Ces coûts s’expliquent en partie par l’impossibilité pour Félix Tshisekedi d’utiliser les avions de la flotte de l’exécutif congolais. Il en existe trois utilisés sous la présidence de Joseph Kabila : un Boeing 707 immatriculé 9Q-CLK, un Boeing 727 (9S-CDC), ainsi qu’un Gulfstream G450 (9S-CGC). Le premier a été acheté en 1998 sous la présidence du Laurent-Désiré Kabila, avant d’être utilisé par son fils, Joseph Kabila, pour ses déplacements internationaux. En 2010, sur les conseils de l’ancien PDG de Hewa Bora Airways, le Congolais d’origine grec Stavros Papaioannou, l’avion a été envoyé par Charles Deschryver à Miami, en Floride, pour une lourde opération de maintenance auprès de la société américaine Air Capital Group (ACG) dirigée par Mario Abad.

Les réparations se sont avérées plus coûteuses que prévu, deux moteurs devant impérativement être remplacés sur l’appareil. Or, malgré plus de 6 millions de dollars déboursés au total par la présidence congolaise, le vol d’essai réalisé en septembre 2011 a tourné à la catastrophe. L’un des moteurs de l’appareil s’est arrêté de fonctionner à 24 000 pieds d’altitude, tandis que du carburant fuitait sous la carlingue.

Face au désastre, Kinshasa a décidé en février 2012 de porter l’affaire devant les tribunaux américains. Au terme d’un affrontement juridique de près de trois ans, la cour du Southern District de Floride lui a définitivement donné raison en 2015, en reconnaissant ACG coupable de « violation de contrat » et de « fraude ».

La société a été condamnée à payer un peu plus de 2 millions de dollars à la RDC.

Le Gulfstream cloué au sol

Le Boeing 707 était la propriété personnelle de Joseph Kabila, qui l’avait reçu en héritage de son propre père.
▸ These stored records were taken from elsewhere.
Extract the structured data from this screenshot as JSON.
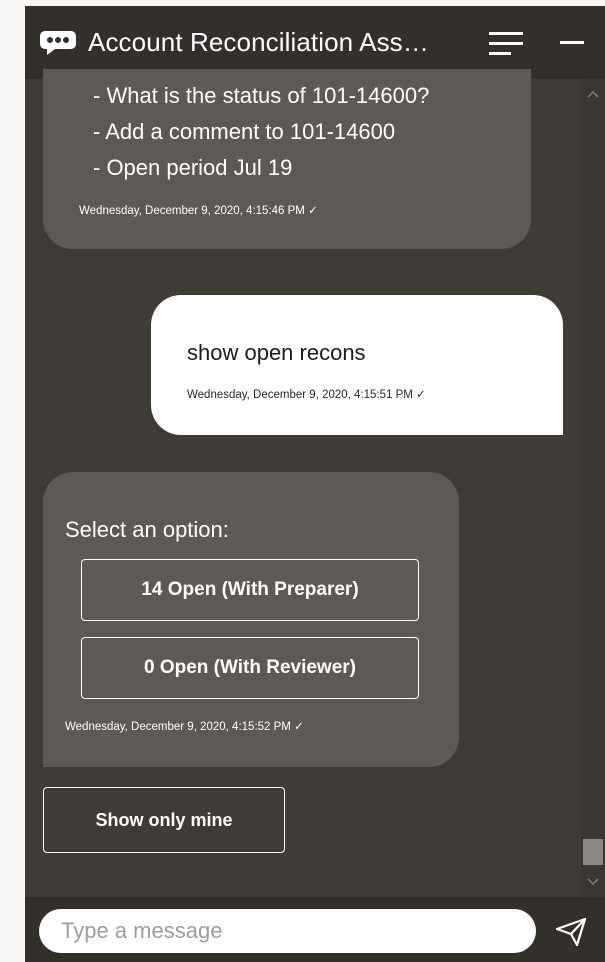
{
  "header": {
    "title": "Account Reconciliation Ass…",
    "icons": [
      "chat-icon",
      "menu-icon",
      "minimize-icon"
    ]
  },
  "messages": {
    "bot_lines": [
      "- What is the status of 101-14600?",
      "- Add a comment to 101-14600",
      "- Open period Jul 19"
    ],
    "bot_timestamp_1": "Wednesday, December 9, 2020, 4:15:46 PM ✓",
    "user_text": "show open recons",
    "user_timestamp": "Wednesday, December 9, 2020, 4:15:51 PM ✓",
    "prompt": "Select an option:",
    "options": [
      "14 Open (With Preparer)",
      "0 Open (With Reviewer)"
    ],
    "bot_timestamp_2": "Wednesday, December 9, 2020, 4:15:52 PM ✓",
    "global_action": "Show only mine"
  },
  "footer": {
    "input_placeholder": "Type a message",
    "input_value": ""
  },
  "colors": {
    "panel_bg": "#3f3c38",
    "header_bg": "#33302c",
    "bot_bubble": "#5e5955",
    "user_bubble": "#ffffff"
  }
}
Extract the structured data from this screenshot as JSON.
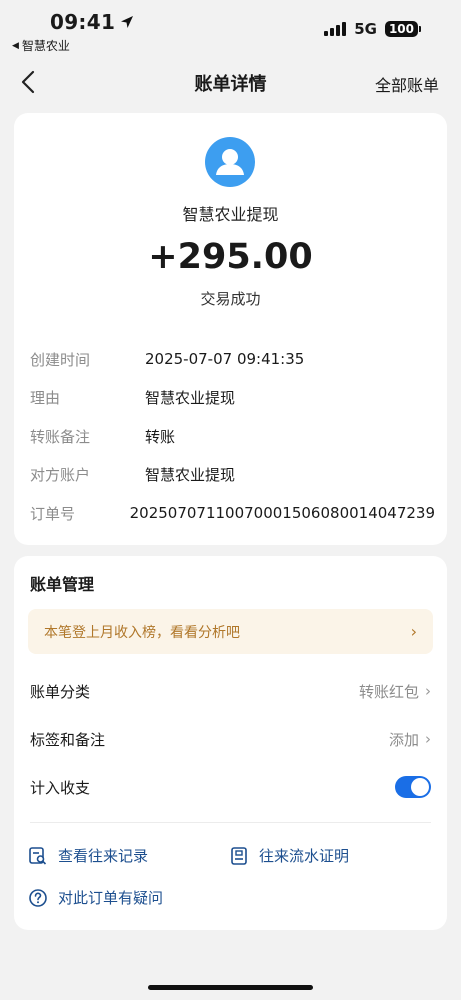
{
  "status_bar": {
    "time": "09:41",
    "back_app": "智慧农业",
    "network": "5G",
    "battery": "100"
  },
  "nav": {
    "title": "账单详情",
    "right_link": "全部账单"
  },
  "summary": {
    "merchant": "智慧农业提现",
    "amount": "+295.00",
    "status": "交易成功"
  },
  "details": [
    {
      "label": "创建时间",
      "value": "2025-07-07 09:41:35"
    },
    {
      "label": "理由",
      "value": "智慧农业提现"
    },
    {
      "label": "转账备注",
      "value": "转账"
    },
    {
      "label": "对方账户",
      "value": "智慧农业提现"
    },
    {
      "label": "订单号",
      "value": "20250707110070001506080014047239"
    }
  ],
  "management": {
    "title": "账单管理",
    "banner": "本笔登上月收入榜，看看分析吧",
    "category_label": "账单分类",
    "category_value": "转账红包",
    "tags_label": "标签和备注",
    "tags_value": "添加",
    "income_label": "计入收支",
    "income_enabled": true
  },
  "links": {
    "history": "查看往来记录",
    "proof": "往来流水证明",
    "question": "对此订单有疑问"
  },
  "colors": {
    "accent": "#1a6ee6",
    "link": "#1d4f8f",
    "avatar": "#3d9ef0",
    "banner_text": "#b0772a",
    "banner_bg": "#fbf4e8"
  }
}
Pour assurer la maintenance de cet avion, qui avait transporté la dépouille de Laurent-Désiré Kabila après son assassinat en 2001, son fils aurait donc utilisé les deniers de l’Etat. Le hiatus sur la propriété réelle de l’avion a été soulevé par ACG lors de la procédure judiciaire américaine, avant que les services de la présidence congolaise ne démentent cette version.

Ramené à Kinshasa par bateau, le 707 est depuis remisé dans un hangar de l’aéroport international de N’Djili, à Kinshasa. C’est le même sort qui a été réservé au Boeing 727, qui servait à Kabila pour ses déplacements à l’intérieur du pays. Depuis le début du mandat de la présidence de Félix Tshisekedi, celui-ci a servi une seule fois, en mars 2019 lors d’un voyage du nouveau chef d’Etat dans la capitale kenyane Nairobi, au cours duquel l’avion a connu une série d’incidents techniques.

Quant à l’autre appareil, le Gulfstream G450, celui-ci servait principalement aux membres de la primature. Cet appareil a été acquis en 2013 aux Etats-Unis – il était alors la propriété de la société éditrice du magazine américain Rolling Stone – sous la primature de Matata Ponyo Mapon, après que ce dernier eut survécu à un crash aérien en février 2012.

L’accident avait causé la mort d’Augustin Katumba Mwanke, considéré à l’époque comme le conseiller le plus proche de Joseph Kabila. D’après les informations recues, l’avion a été envoyé entre 2017 et 2018 en Espagne pour une opération de maintenance. On ne l’a pas revu depuis sur le sol congolais – on rapporte que les autorités n’auraient pas payé l’entièreté des frais de réparation de l’appareil.